= Operation Jackal III =

2024 Interpol operation targeting West African organized crime

Operation Jackal III was a global law enforcement operation targeting West African organized crime groups. The operation was coordinated by Interpol and ran from April 10 to July 3, 2024, across 21 countries on five continents. Law enforcement agencies in Argentina, Australia, Brazil, Canada, Cote D’Ivoire, France, Germany, Indonesia, Ireland, Italy, Japan, Malaysia, Netherlands, Nigeria, Portugal, South Africa, Spain, Sweden, Switzerland, the United Kingdom, and the United States were involved in the operation. The operation targeted online financial fraud and the West African syndicates behind it, including the Black Axe group.

== Operation ==
Operation Jackal III sought to disrupt advanced cybercrime activities and the global operations of West African organized crime groups. Interpol officials saw the operation as a significant blow to the Black Axe network and online financial fraud operations. The operation built upon intelligence gathered from previous "Jackal" raids, allowing Interpol to develop a comprehensive intelligence database that is shared among its 196 member countries.
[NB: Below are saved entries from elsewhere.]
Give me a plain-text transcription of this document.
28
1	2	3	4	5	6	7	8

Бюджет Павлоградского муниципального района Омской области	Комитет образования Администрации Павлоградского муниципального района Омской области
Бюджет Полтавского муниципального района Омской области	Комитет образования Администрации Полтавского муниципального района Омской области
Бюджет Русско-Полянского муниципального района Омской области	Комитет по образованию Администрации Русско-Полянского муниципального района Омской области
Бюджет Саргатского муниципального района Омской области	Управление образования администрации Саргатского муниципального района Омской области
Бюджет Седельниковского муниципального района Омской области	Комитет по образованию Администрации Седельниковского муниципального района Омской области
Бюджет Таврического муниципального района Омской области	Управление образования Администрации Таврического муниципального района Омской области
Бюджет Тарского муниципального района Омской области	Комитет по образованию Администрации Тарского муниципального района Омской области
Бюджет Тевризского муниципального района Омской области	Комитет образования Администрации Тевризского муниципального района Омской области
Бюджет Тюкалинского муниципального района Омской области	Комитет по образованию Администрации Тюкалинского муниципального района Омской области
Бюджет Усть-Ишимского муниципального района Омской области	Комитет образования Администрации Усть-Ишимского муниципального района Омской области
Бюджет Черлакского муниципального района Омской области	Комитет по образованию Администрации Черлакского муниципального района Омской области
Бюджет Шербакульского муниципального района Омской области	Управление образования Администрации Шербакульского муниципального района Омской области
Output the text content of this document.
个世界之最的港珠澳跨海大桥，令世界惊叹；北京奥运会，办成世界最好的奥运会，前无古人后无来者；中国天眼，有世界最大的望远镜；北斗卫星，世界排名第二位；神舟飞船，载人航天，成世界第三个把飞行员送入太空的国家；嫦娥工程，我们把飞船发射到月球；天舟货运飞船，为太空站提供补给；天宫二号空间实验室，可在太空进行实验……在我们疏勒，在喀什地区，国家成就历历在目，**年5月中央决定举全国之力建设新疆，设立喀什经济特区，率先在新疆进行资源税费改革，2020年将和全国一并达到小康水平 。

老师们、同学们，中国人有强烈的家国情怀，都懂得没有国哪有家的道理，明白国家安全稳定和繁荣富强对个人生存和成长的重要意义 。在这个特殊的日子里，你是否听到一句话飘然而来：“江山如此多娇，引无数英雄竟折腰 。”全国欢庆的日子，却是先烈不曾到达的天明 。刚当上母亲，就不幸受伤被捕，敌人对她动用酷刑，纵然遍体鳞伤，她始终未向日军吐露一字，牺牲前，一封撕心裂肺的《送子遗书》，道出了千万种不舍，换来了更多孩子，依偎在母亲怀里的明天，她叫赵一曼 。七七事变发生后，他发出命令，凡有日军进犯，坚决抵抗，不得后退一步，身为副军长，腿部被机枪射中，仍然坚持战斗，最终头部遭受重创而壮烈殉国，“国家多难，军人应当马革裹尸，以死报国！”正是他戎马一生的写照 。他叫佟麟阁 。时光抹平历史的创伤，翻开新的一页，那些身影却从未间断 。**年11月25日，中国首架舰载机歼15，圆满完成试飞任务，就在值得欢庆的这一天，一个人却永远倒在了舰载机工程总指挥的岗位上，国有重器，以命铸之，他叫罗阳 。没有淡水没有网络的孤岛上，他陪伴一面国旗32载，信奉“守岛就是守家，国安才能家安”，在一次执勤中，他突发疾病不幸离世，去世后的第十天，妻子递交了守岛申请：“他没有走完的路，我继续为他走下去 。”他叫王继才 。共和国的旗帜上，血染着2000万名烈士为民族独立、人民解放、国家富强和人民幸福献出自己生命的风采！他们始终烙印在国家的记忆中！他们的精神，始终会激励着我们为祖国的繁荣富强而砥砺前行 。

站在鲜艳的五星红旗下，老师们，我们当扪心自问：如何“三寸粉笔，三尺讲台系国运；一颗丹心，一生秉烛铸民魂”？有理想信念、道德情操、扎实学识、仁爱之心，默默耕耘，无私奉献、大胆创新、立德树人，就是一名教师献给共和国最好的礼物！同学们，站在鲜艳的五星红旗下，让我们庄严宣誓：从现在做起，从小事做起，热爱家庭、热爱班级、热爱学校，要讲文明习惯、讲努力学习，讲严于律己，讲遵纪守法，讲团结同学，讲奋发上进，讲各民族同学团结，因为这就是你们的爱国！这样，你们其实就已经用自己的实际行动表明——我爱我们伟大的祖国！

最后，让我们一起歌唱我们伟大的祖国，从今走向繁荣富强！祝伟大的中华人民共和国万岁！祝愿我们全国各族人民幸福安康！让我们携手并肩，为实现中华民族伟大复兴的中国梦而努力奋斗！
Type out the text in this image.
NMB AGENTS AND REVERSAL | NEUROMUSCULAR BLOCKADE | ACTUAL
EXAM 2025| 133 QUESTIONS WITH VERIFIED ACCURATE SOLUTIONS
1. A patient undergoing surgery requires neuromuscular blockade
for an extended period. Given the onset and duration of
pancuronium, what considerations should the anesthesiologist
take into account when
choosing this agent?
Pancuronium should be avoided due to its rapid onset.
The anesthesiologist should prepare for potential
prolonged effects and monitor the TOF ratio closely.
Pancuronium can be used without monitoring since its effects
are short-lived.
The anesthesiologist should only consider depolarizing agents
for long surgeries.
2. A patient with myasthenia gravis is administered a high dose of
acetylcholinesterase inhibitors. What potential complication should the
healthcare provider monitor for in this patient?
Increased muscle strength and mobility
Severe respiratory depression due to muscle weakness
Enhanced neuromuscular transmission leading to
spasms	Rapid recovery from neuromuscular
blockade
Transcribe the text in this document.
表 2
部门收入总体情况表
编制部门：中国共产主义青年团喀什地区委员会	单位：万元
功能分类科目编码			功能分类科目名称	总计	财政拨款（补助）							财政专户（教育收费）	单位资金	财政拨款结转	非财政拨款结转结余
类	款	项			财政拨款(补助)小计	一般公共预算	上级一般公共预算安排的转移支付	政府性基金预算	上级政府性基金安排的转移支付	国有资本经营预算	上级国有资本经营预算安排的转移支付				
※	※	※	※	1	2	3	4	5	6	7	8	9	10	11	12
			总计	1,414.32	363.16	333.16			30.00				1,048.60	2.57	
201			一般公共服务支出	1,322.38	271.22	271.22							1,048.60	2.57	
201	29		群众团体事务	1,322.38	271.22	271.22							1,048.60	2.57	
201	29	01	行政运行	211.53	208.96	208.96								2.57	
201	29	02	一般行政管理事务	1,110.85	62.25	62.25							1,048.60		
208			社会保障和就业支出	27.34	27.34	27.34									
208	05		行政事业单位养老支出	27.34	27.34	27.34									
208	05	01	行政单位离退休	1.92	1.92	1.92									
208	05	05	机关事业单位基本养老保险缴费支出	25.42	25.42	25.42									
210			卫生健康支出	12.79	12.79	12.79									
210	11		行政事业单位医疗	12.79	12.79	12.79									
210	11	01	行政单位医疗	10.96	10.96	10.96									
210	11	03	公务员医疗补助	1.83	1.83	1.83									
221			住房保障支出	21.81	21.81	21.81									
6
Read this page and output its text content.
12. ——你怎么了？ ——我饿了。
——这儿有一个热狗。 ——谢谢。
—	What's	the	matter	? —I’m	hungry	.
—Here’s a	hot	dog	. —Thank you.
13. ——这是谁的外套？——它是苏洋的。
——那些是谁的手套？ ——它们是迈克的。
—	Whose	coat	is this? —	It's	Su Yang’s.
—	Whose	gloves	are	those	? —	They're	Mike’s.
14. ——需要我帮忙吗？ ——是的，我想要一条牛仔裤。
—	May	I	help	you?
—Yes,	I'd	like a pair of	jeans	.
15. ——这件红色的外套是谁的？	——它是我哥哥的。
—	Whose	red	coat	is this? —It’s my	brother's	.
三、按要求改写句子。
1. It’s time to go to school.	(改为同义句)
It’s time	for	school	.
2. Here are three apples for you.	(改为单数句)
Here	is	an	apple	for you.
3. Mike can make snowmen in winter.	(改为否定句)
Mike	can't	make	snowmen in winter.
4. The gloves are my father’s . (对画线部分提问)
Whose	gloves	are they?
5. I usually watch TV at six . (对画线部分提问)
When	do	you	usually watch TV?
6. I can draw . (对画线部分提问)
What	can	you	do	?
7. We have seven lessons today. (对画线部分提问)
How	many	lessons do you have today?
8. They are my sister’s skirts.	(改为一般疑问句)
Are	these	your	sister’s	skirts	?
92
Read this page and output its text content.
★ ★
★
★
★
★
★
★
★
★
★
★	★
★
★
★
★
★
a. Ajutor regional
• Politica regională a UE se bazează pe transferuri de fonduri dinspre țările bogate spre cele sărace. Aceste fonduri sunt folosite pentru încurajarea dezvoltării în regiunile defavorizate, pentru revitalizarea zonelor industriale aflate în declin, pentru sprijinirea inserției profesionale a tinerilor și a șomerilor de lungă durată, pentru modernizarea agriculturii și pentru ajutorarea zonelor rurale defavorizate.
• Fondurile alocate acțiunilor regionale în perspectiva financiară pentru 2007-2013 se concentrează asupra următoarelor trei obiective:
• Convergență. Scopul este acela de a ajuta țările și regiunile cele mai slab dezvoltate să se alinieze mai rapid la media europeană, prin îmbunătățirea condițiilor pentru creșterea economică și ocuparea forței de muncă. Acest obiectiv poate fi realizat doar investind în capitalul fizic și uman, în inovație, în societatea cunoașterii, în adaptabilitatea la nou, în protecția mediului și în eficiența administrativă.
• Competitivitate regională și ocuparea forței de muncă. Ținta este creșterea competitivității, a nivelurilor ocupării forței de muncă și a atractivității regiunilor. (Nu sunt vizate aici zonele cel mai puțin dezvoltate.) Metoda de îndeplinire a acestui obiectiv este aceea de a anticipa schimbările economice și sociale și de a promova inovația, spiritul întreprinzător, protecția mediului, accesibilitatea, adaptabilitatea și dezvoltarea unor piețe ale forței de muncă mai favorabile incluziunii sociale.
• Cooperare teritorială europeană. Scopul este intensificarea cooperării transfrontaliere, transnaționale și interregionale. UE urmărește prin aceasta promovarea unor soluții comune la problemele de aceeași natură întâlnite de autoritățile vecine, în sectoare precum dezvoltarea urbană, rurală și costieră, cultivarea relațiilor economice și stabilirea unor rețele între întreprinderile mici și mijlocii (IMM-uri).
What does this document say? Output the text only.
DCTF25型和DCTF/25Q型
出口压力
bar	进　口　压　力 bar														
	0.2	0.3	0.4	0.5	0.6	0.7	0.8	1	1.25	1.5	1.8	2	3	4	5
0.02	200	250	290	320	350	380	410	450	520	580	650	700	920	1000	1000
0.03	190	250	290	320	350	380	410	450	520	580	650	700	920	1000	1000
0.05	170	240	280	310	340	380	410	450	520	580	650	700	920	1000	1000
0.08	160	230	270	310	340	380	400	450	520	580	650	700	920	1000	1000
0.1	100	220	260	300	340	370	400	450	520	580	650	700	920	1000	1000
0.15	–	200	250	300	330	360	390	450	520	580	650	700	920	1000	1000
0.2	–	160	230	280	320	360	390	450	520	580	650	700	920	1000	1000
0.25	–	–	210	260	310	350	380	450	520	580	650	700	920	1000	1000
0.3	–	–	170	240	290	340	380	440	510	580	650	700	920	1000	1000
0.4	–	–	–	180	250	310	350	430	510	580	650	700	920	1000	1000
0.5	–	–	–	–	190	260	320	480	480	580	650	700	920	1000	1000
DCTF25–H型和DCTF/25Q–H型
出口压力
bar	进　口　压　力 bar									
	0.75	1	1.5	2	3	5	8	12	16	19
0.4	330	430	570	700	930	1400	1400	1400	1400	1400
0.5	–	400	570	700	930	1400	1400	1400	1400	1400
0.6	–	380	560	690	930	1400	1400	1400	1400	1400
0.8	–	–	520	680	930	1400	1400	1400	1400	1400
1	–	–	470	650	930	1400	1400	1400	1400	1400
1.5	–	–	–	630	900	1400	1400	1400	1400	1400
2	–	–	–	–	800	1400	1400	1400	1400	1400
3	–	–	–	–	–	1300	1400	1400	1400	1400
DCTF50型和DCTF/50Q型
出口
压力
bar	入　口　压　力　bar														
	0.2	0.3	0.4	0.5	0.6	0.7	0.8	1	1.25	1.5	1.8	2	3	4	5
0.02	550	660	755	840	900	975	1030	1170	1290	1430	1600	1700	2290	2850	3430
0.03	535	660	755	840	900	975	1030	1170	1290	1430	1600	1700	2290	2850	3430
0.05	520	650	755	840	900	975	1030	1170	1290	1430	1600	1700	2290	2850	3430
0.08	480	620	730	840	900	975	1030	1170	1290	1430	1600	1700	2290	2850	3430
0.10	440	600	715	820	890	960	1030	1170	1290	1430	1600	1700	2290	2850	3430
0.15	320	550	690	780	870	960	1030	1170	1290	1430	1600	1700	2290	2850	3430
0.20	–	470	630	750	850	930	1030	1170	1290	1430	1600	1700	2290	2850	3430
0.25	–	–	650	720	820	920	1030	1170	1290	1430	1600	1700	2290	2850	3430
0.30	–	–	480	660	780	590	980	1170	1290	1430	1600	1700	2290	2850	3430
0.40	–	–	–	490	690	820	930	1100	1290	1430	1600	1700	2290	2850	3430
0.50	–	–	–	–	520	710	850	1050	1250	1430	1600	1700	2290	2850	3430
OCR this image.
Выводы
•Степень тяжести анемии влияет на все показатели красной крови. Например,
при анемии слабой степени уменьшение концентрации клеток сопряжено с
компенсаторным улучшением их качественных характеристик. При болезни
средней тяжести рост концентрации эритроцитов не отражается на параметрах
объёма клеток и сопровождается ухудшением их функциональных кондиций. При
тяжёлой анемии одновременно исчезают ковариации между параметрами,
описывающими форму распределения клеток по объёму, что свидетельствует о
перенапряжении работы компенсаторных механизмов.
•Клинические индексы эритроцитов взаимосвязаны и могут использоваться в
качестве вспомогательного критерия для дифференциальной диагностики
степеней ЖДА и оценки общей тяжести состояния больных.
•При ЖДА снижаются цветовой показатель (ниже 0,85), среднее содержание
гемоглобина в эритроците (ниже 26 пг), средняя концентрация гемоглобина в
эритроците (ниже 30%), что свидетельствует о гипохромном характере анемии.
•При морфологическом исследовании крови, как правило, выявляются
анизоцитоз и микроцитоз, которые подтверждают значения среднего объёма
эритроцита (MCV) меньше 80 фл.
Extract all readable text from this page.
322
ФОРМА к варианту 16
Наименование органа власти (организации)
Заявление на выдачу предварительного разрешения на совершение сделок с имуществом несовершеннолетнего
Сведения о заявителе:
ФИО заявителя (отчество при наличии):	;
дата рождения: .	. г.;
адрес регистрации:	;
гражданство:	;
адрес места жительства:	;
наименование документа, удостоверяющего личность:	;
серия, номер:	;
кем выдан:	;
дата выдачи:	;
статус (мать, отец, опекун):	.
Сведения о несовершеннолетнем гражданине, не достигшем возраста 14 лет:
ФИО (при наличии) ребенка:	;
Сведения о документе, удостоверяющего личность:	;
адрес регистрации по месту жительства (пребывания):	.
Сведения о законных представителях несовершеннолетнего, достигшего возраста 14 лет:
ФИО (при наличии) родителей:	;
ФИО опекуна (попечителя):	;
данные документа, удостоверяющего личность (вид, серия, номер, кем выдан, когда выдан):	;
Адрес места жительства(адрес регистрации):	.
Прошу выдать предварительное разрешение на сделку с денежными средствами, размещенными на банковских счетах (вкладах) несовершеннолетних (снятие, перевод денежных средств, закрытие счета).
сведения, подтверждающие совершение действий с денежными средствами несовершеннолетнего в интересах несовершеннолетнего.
The operation alleged that Black Axe used money mules to open bank accounts worldwide and launder funds from victims of online financial fraud. Data seized during the operation revealed large transfers to Nigerian bank accounts, cryptocurrency transactions, and sophisticated money laundering operations. In one operation in Ireland, more than €1 million in crypto-assets were seized. During Operation Jackal III in Argentina, authorities dismantled a transnational criminal network following a five-year investigation and the Argentine Federal Police seized $1.2 million in counterfeit supernotes, arrested 72 suspects, and froze around 100 bank accounts. Canadian authorities said they busted a money-laundering scheme linked to Black Axe worth more than $5 billion (£3.8bn) in 2017.

Outcomes of Operation Jackal III:

- Arrests: Approximately 300 individuals suspected of being members of the Black Axe and other affiliated groups were arrested.
- Suspects Identified: Over 400 additional suspects were identified.
- Assets Seized: $3 million in assets were seized.
- Bank Accounts Frozen: More than 720 bank accounts were frozen.

== Origins in Ireland ==
While Black Axe is a West African organized crime group, Interpol's "Jackal" operations originated in Ireland. Following a series of raids by the Garda National Economic Crime Bureau (GNECB) in 2020, a handful of Black Axe members were arrested, leading to the exposure of a much wider network. These raids revealed the scale of money laundering through Ireland and the increasing sophistication of cybercrime.